A Unified Critical Scaling Theory for Macroscopic Lightning and Quantum Avalanches: From Three-Dimensional Directed Percolation to Testable Predictions

Abstract

Lightning, the most colossal discharge in nature, and flux avalanches in quantum superconductors--phenomena separated by twenty orders of magnitude in scale--display striking fractal similarity. We demonstrate that this is no mere analogy but reveals a deep physical unity. Here, we establish a universal theoretical framework that connects them. By mapping both onto the same three-dimensional reaction-diffusion-advection equation grounded in non-equilibrium statistical physics, we show they belong to the same critical universality class. We demonstrate that both systems belong to the three-dimensional Directed Percolation (3D-DP) universality class near their critical point, sharing a unified set of universal critical exponents (e.g., avalanche size distribution exponent τ≈ 1.41 , fractal dimension Df ≈ 2.5).
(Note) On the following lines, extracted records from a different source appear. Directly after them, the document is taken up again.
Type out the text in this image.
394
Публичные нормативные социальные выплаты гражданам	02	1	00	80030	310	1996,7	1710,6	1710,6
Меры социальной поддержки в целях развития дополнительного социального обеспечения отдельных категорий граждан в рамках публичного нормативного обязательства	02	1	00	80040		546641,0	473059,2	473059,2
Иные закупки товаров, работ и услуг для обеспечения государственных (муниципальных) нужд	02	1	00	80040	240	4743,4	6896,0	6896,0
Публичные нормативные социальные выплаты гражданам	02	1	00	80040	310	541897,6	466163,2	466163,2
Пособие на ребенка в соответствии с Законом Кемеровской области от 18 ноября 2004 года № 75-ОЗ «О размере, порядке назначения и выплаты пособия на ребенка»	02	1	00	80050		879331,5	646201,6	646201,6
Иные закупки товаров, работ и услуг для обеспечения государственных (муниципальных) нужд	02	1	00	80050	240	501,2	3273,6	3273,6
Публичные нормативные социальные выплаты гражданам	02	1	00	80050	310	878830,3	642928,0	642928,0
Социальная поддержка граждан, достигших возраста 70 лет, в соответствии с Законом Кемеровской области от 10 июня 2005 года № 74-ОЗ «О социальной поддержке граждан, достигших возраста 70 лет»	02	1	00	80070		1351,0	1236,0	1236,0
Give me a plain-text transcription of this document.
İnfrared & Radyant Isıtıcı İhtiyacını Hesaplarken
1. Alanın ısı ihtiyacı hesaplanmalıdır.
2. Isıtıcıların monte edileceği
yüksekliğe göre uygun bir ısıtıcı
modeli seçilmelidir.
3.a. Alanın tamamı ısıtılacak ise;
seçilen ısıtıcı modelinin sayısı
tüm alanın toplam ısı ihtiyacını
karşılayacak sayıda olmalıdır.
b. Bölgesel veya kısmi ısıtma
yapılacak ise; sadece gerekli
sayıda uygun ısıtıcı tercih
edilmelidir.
Furthermore, by incorporating the anisotropy and turbulence coupling intrinsic to real thunderstorm environments, we predict novel effects such as anisotropic fractality of lightning channels and the systematic shift of critical exponents by turbulence. The core theoretical breakthrough lies in proposing a geometric correspondence of quantum phase information: through a rigorous mapping, the microscopic quantum phase coherence of superconductors is translated into the curvature and torsion distributions of macroscopic lightning channels, revealing a quantum statistical fingerprint emergent in classical geometry. This framework not only provides a unified paradigm for understanding dissipative structures across scales but also, via seven testable predictions, opens avenues for simulating natural lightning with laboratory quantum systems and developing novel physical early-warning methods.